You should be doing everything in your power to make sure your art career prospers and that means helping your gallery throughout the process. And, if you’re worried about stepping on any toes, there’s a way to handle this without being seen as an annoyance.
We’ll show you how to work with your gallery the right way, so you can stay on top of your art sales. Check it out:
1. Start the Conversation
It can be hard to remember, but galleries are businesses, too! Just like you, they can get caught up in their own problems like staff changes, personal issues, promoting other artists, or competition from new galleries. Sometimes that means selling your art accidentally takes a backseat.
But, since it’s your art career on the line, you are the one who needs to make the first effort to ensure that you are getting the most out of this representation.
So, what’s the first step? Check in with your gallery about how things are going with your art.
If sales are doing well, can they be better? If sales are slow, is it something on their end or yours? Don’t be afraid to ask them directly about what they think the issue is. You can’t find a solution unless you are addressing the right problem, and an honest answer from your expert gallerist will point you in the right direction.
Artist Jordan Scott has gained representation with many galleries and maintains good relationships with them through reaching out on a regular basis. He suggests contacting them with a simple "'Hi, how are you? Wondering if there was any interest.' Not asking for anything. Just saying, 'Hey, remember me?'"

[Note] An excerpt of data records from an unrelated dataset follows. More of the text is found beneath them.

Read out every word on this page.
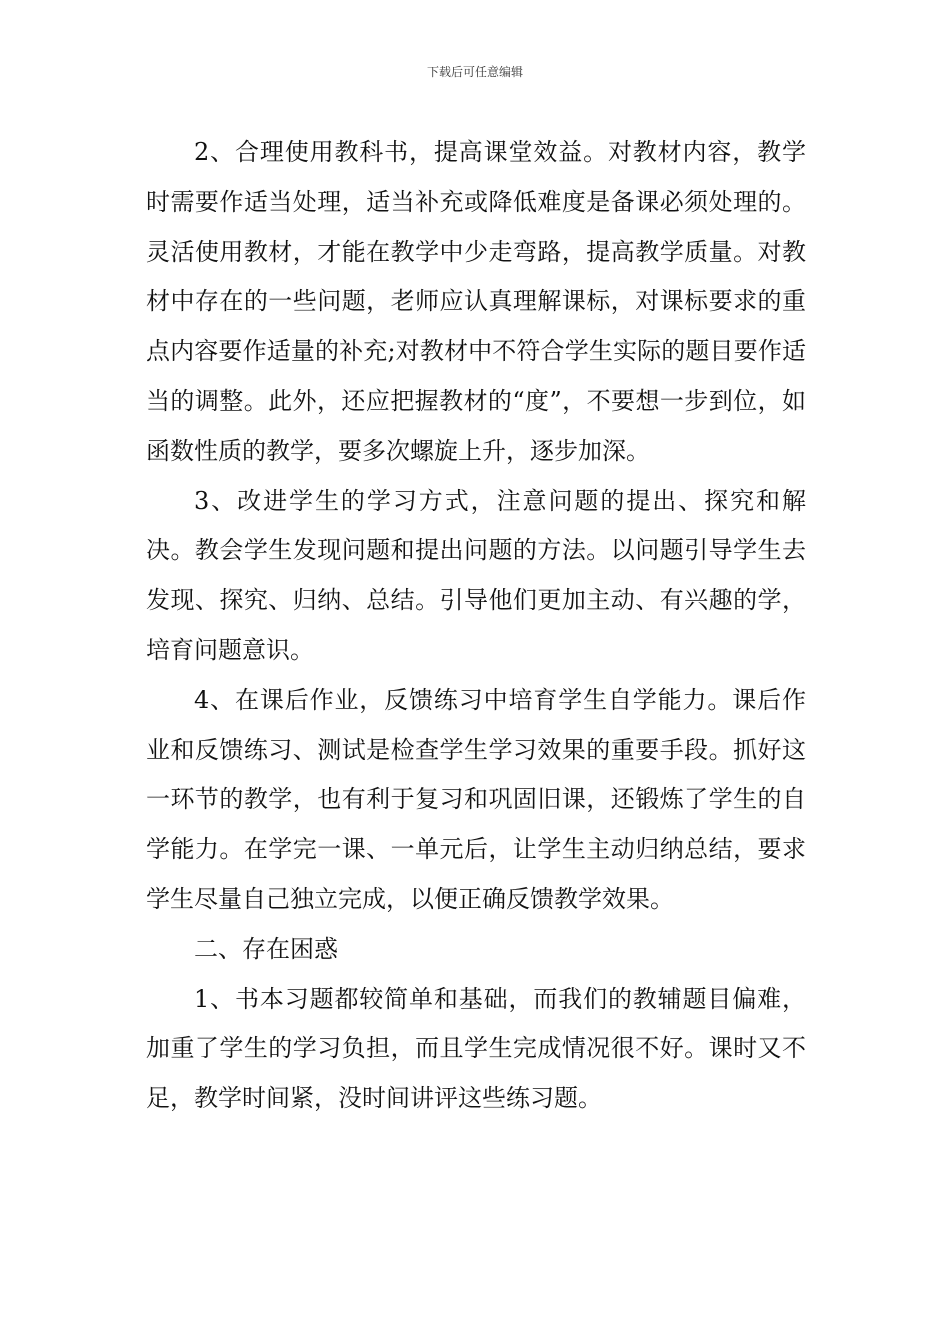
下载后可任意编辑

2、合理使用教科书，提高课堂效益。对教材内容，教学时需要作适当处理，适当补充或降低难度是备课必须处理的。灵活使用教材，才能在教学中少走弯路，提高教学质量。对教材中存在的一些问题，老师应认真理解课标，对课标要求的重点内容要作适量的补充;对教材中不符合学生实际的题目要作适当的调整。此外，还应把握教材的“度”，不要想一步到位，如函数性质的教学，要多次螺旋上升，逐步加深。

3、改进学生的学习方式，注意问题的提出、探究和解决。教会学生发现问题和提出问题的方法。以问题引导学生去发现、探究、归纳、总结。引导他们更加主动、有兴趣的学，培育问题意识。

4、在课后作业，反馈练习中培育学生自学能力。课后作业和反馈练习、测试是检查学生学习效果的重要手段。抓好这一环节的教学，也有利于复习和巩固旧课，还锻炼了学生的自学能力。在学完一课、一单元后，让学生主动归纳总结，要求学生尽量自己独立完成，以便正确反馈教学效果。

二、存在困惑

1、书本习题都较简单和基础，而我们的教辅题目偏难，加重了学生的学习负担，而且学生完成情况很不好。课时又不足，教学时间紧，没时间讲评这些练习题。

If you go about it professionally, they will be more than happy to work with you. Remember, you are partners. When you succeed, they succeed.
Jordan echoes this sentiment, "The main thing you can do to maintain gallery relationships is to be professional and prepared when they ask you for prices or images. You want to make sure you not only get it to them within a day or so but that it's presented in a professional manner."
2. Be Proactive
Even if a slowdown is on the gallerist’s end, keep the dialogue going by asking what you can do to help boost your art sales.

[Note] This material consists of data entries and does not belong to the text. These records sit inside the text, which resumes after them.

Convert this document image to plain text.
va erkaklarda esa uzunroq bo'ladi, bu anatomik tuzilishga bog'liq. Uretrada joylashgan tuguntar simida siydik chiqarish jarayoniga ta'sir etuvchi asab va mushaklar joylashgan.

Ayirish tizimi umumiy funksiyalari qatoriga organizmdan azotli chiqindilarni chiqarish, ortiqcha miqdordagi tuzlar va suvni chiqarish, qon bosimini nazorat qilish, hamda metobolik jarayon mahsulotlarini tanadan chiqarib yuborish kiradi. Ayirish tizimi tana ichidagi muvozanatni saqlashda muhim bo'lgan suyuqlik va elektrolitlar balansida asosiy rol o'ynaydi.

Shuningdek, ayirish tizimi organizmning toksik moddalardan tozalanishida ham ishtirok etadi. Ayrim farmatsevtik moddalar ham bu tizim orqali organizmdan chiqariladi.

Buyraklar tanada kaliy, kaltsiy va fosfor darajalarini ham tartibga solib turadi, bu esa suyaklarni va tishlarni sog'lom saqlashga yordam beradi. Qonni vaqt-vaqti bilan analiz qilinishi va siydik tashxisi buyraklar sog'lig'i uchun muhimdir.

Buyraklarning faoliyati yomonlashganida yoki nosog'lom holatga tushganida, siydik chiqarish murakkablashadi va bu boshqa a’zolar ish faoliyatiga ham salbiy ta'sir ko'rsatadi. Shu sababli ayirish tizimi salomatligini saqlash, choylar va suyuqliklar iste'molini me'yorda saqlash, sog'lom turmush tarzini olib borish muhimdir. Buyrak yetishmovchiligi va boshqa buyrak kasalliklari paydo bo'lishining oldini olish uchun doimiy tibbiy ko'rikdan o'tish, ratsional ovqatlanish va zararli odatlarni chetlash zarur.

Do they think rotating in some new pieces would help?
Are certain colors, sizes, and prices flying off the shelves or while others stay stagnant?
Do you need to update your artist statement?
Can you help develop marketing materials or host any events?
No demands, just a sincere desire to grow. When you’re proactive about your success, you’ll avoid being seen as pushy and come across as a supportive team player instead. Whether they can use your help or it’s out of your hands, it’s best to leave no stone unturned for your art sales.
3. Don’t Wait
It’s awful to think that time is passing and you could have been making sales. Don’t wait until it’s too late to reach out to your gallery.
Stay on tops of things by using Artwork Archive’s Insights feature to monitor your artwork's performance in your galleries across the globe. Keeping an eye on your sales at different locations will help you make more informed decisions about when it’s time to reach back out to each gallery.
What’s the bottom line?
Your hands aren’t tied as soon as your artwork is hung. You can work with your gallery to get the most sales possible. All it takes is monitoring your art’s performance, turning to your gallery for guidance, and taking part in the selling process when needed.